PART 2. TWEAKING KERNEL SETTINGS TO GET ACCEPTABLE PERFORMANCE
There are many factors that can affect the performance of adoptable storage, including the number of apps installed on it, the type of apps, the SD card speed rating and the SD card size. On the kernel side, there are some variables that can be tweaked which could lead to better performance. The ideal values for these variables also depend on the above factors, so they actually are specific on each "device setup". If you are interested in finding the best values for your usage purposes, you will have to experiment by changing these values yourself.
Kernel I/O scheduler:
This rom comes with BFQ I/O scheduler enabled at boot. This is the scheduler used by official LineageOS roms and it can handle normal loads adequatelly. It was enabled at some point on cm-13.0 on our device, and actually improved device responsiveness a lot. That though does not mean that it is the best scheduler for each use case. Other available schedulers on the current kernel are: noop, deadline, row, cfq, fiops . If you want to try a kernel I/O scheduler that is not available in the current kernel, please open a feature request and I will add it.
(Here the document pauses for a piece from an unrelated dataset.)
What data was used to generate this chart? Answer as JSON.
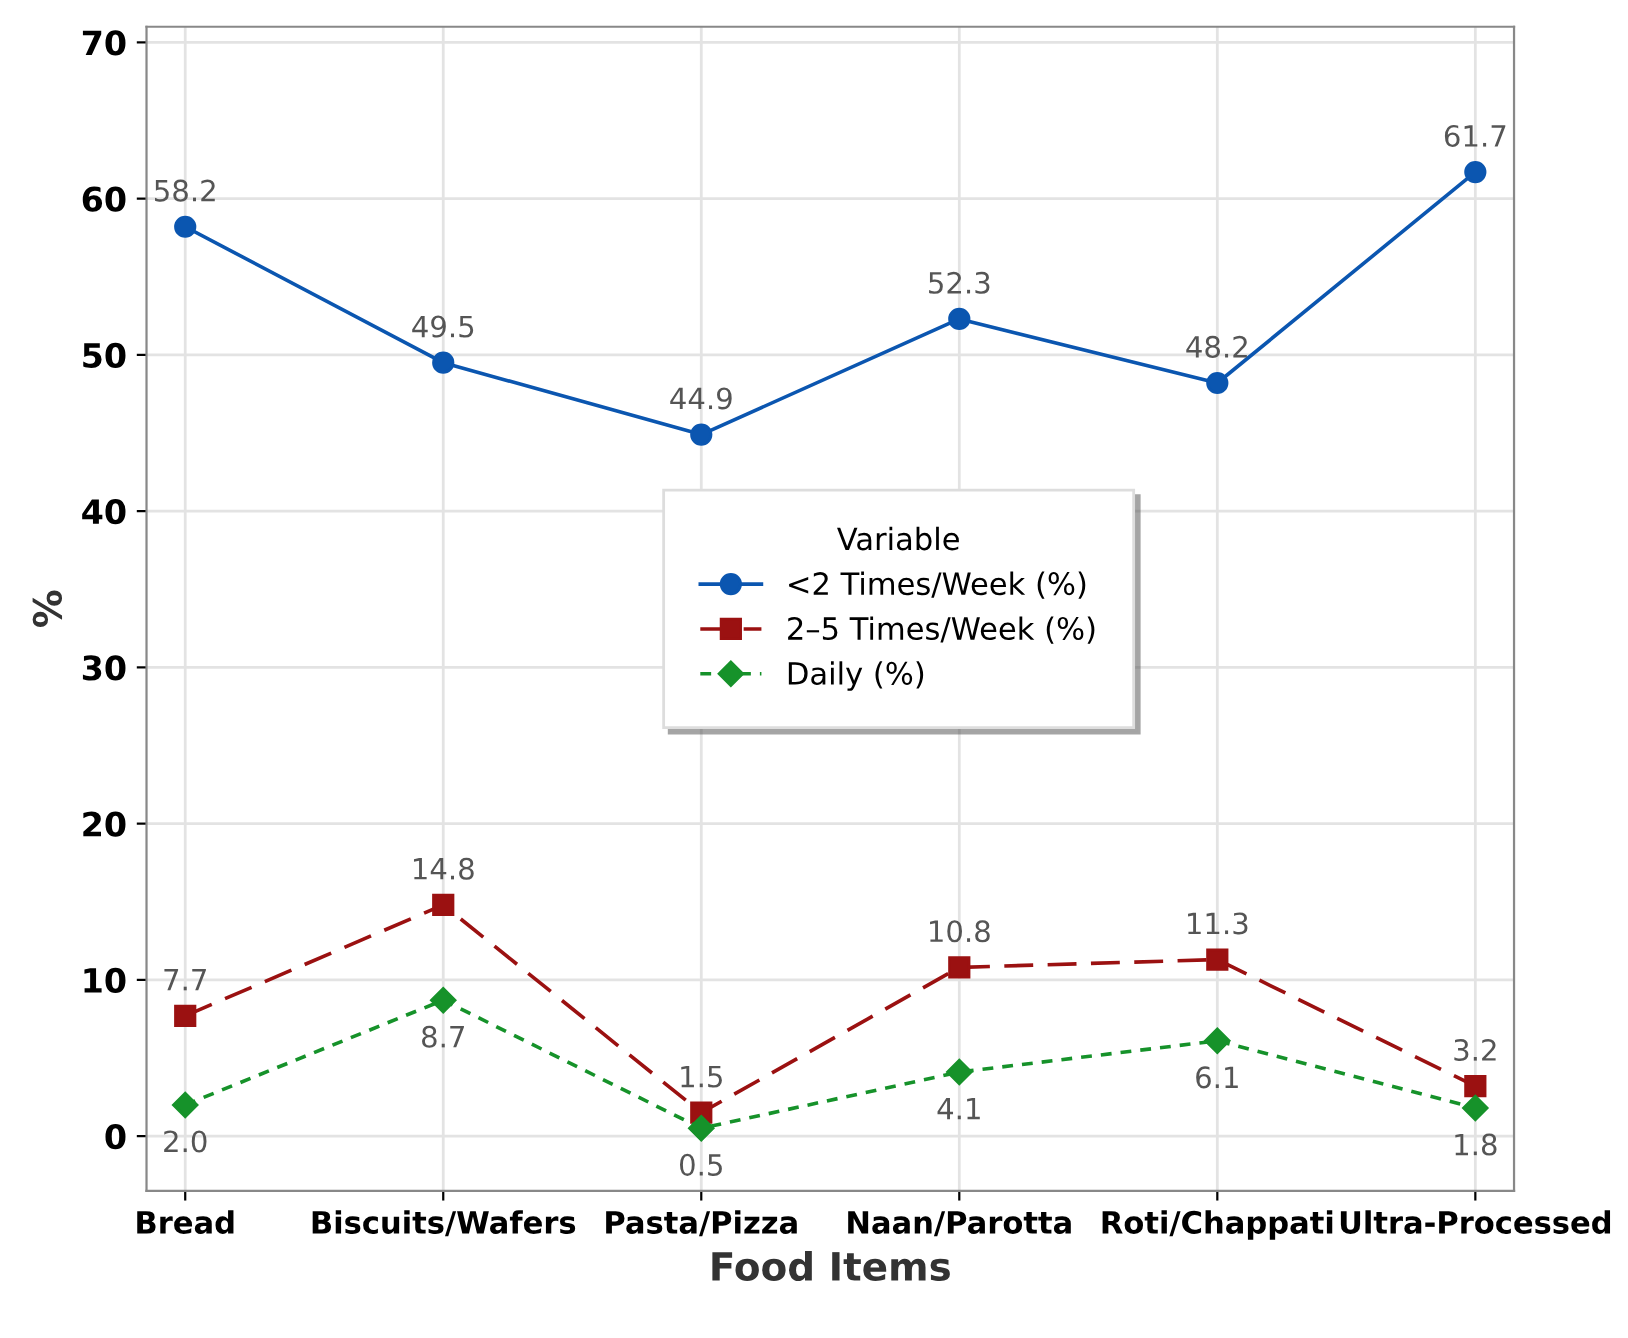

To change the scheduler, you can use one of the available apps on the play store, or from the terminal (as superuser):
echo 'scheduler' > /sys/block/mmcblk1/queue/scheduler
where 'scheduler' is the scheduler name.
gives the currently selected scheduler (the one included in "[ ]").
Each kernel I/O scheduler has its own variables that can be changed at runtime.
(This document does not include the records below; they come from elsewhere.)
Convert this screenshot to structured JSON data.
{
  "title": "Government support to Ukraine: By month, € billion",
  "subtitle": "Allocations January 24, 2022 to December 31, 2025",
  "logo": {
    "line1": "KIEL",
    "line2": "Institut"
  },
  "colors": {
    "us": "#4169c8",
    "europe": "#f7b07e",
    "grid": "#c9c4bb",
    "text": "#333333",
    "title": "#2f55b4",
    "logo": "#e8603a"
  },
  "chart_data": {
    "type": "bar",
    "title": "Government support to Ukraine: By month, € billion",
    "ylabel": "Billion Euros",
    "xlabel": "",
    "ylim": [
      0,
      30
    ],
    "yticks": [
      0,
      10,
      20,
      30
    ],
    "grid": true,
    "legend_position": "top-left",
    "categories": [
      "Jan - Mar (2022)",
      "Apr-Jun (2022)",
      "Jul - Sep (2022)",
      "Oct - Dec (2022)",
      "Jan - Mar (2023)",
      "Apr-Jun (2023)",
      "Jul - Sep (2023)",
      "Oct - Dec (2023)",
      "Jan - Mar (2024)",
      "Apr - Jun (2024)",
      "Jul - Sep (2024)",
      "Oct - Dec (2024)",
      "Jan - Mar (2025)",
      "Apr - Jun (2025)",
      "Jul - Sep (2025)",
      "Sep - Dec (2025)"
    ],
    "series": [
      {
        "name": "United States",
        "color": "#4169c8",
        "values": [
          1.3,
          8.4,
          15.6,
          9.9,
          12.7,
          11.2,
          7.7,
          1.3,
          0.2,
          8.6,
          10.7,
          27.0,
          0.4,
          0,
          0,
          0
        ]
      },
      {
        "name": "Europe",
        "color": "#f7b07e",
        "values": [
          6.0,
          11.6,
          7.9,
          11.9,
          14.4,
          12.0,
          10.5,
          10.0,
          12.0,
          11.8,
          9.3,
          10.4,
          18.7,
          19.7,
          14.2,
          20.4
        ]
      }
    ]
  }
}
A guide that describes kernel I/O schedulers and what each scheduler-specific variable does can be found here
. This guide also describes read ahead buffer, discussed below.
Read Ahead Buffer:
This is a cache of files opened recently and it is used to speed up opening them again if needed. The ideal value for this variable depends mainly on the SD card size. This rom has the value set by default to 2048 KB. Note that larger Read Ahead Buffer does not mean better performance. Performance is limited at very high values and might even drop significantly. If the value is set too high it might cause read/write errors and reduce the SD card lifetime.
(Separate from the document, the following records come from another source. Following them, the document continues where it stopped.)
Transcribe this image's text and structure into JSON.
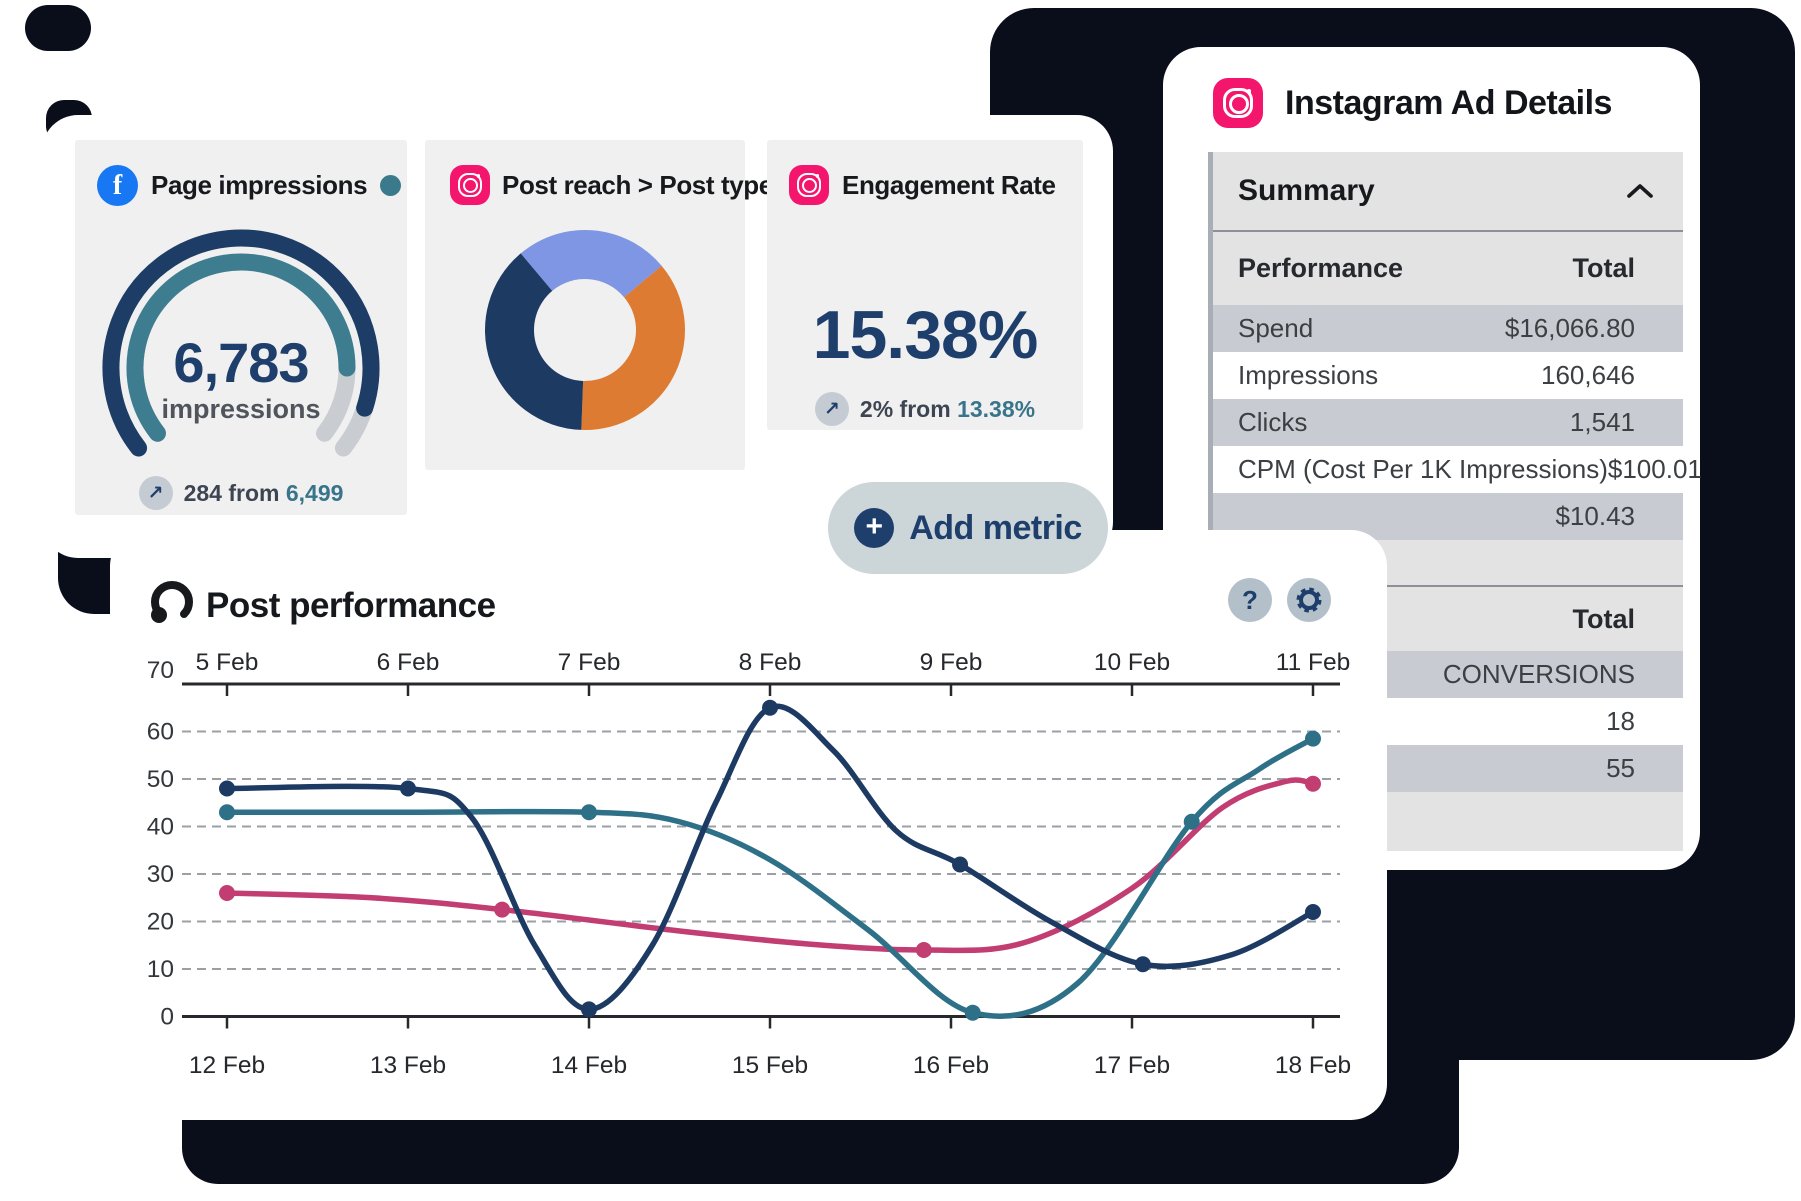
{
  "colors": {
    "navy": "#1e3f6b",
    "navy_line": "#1d3a63",
    "teal": "#38758a",
    "teal_line": "#2e7088",
    "pink": "#c23d72",
    "orange": "#dd7b33",
    "periwinkle": "#7e96e3",
    "facebook_blue": "#1877f2",
    "instagram_pink": "#f4156d",
    "shadow_black": "#0a0e1a",
    "panel_gray": "#f0f0f1",
    "pill_gray": "#ccd5d8",
    "row_gray": "#c8ccd2",
    "band_gray": "#e3e3e4",
    "gauge_rest_gray": "#c9cdd2",
    "grid_gray": "#9aa0a6",
    "axis_dark": "#26282c"
  },
  "icons": {
    "plus": "+",
    "help": "?",
    "trend_up": "↗",
    "facebook_f": "f"
  },
  "metrics_card": {
    "page_impressions": {
      "title": "Page impressions",
      "value": "6,783",
      "unit": "impressions",
      "delta_prefix": "284 from",
      "delta_value": "6,499"
    },
    "post_reach": {
      "title": "Post reach > Post type"
    },
    "engagement": {
      "title": "Engagement Rate",
      "value": "15.38%",
      "delta_prefix": "2% from",
      "delta_value": "13.38%"
    },
    "add_metric_label": "Add metric"
  },
  "instagram_panel": {
    "title": "Instagram Ad Details",
    "summary_header": "Summary",
    "performance_table": {
      "col_label": "Performance",
      "col_value": "Total",
      "rows": [
        {
          "label": "Spend",
          "value": "$16,066.80",
          "shade": "gray"
        },
        {
          "label": "Impressions",
          "value": "160,646",
          "shade": "white"
        },
        {
          "label": "Clicks",
          "value": "1,541",
          "shade": "gray"
        },
        {
          "label": "CPM (Cost Per 1K Impressions)",
          "value": "$100.01",
          "shade": "white"
        },
        {
          "label": "",
          "value": "$10.43",
          "shade": "gray"
        }
      ]
    },
    "conversions_table": {
      "col_value": "Total",
      "rows": [
        {
          "label": "",
          "value": "CONVERSIONS",
          "shade": "gray"
        },
        {
          "label": "",
          "value": "18",
          "shade": "white"
        },
        {
          "label": "",
          "value": "55",
          "shade": "gray"
        }
      ]
    }
  },
  "post_performance": {
    "title": "Post performance"
  },
  "chart_data": [
    {
      "type": "gauge",
      "title": "Page impressions",
      "value": 6783,
      "unit": "impressions",
      "previous": 6499,
      "change": 284,
      "arc": {
        "start_deg": -128,
        "end_deg": 128,
        "outer_fill_end_deg": 108,
        "inner_fill_end_deg": 90
      }
    },
    {
      "type": "pie",
      "title": "Post reach > Post type",
      "donut": true,
      "start_deg": -40,
      "segments": [
        {
          "name": "segment-blue",
          "pct": 25,
          "color_key": "periwinkle"
        },
        {
          "name": "segment-orange",
          "pct": 36.7,
          "color_key": "orange"
        },
        {
          "name": "segment-navy",
          "pct": 38.3,
          "color_key": "navy_line"
        }
      ]
    },
    {
      "type": "line",
      "title": "Post performance",
      "x_labels_top": [
        "5 Feb",
        "6 Feb",
        "7 Feb",
        "8 Feb",
        "9 Feb",
        "10 Feb",
        "11 Feb"
      ],
      "x_labels_bottom": [
        "12 Feb",
        "13 Feb",
        "14 Feb",
        "15 Feb",
        "16 Feb",
        "17 Feb",
        "18 Feb"
      ],
      "ylim": [
        0,
        70
      ],
      "yticks": [
        0,
        10,
        20,
        30,
        40,
        50,
        60,
        70
      ],
      "grid": "dashed-horizontal",
      "series": [
        {
          "name": "series-pink",
          "color_key": "pink",
          "curve": [
            [
              0,
              26
            ],
            [
              0.8,
              25
            ],
            [
              1.52,
              22.5
            ],
            [
              2.5,
              18
            ],
            [
              3.2,
              15.3
            ],
            [
              3.85,
              14
            ],
            [
              4.4,
              15.5
            ],
            [
              5.0,
              27
            ],
            [
              5.5,
              44
            ],
            [
              5.85,
              49.5
            ],
            [
              6,
              49
            ]
          ],
          "markers": [
            [
              0,
              26
            ],
            [
              1.52,
              22.5
            ],
            [
              3.85,
              14
            ],
            [
              6,
              49
            ]
          ]
        },
        {
          "name": "series-teal",
          "color_key": "teal_line",
          "curve": [
            [
              0,
              43
            ],
            [
              1,
              43
            ],
            [
              2,
              43
            ],
            [
              2.5,
              41
            ],
            [
              3,
              33
            ],
            [
              3.55,
              18
            ],
            [
              4.12,
              0.8
            ],
            [
              4.7,
              7
            ],
            [
              5.33,
              41
            ],
            [
              5.7,
              52
            ],
            [
              6,
              58.5
            ]
          ],
          "markers": [
            [
              0,
              43
            ],
            [
              2,
              43
            ],
            [
              4.12,
              0.8
            ],
            [
              5.33,
              41
            ],
            [
              6,
              58.5
            ]
          ]
        },
        {
          "name": "series-navy",
          "color_key": "navy_line",
          "curve": [
            [
              0,
              48
            ],
            [
              1,
              48
            ],
            [
              1.35,
              42
            ],
            [
              1.7,
              15
            ],
            [
              2,
              1.5
            ],
            [
              2.35,
              15
            ],
            [
              2.7,
              45
            ],
            [
              3,
              65
            ],
            [
              3.35,
              56
            ],
            [
              3.7,
              39
            ],
            [
              4.05,
              32
            ],
            [
              4.55,
              20
            ],
            [
              5.06,
              11
            ],
            [
              5.55,
              13
            ],
            [
              6,
              22
            ]
          ],
          "markers": [
            [
              0,
              48
            ],
            [
              1,
              48
            ],
            [
              2,
              1.5
            ],
            [
              3,
              65
            ],
            [
              4.05,
              32
            ],
            [
              5.06,
              11
            ],
            [
              6,
              22
            ]
          ]
        }
      ]
    }
  ]
}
To change the read ahead buffer, you can use an app from the play store , or from the terminal (as superuser):
echo 'size' > /sys/block/mmcblk1/queue/read_ahead_kb
where 'size' is the size in kilobytes
That is all that I am currently aware of about the adoptable storage subject. I will update the post if I have something new to share.
If somebody has some more information to share for tweaking adoptable storage, please share it with us and I will update the post.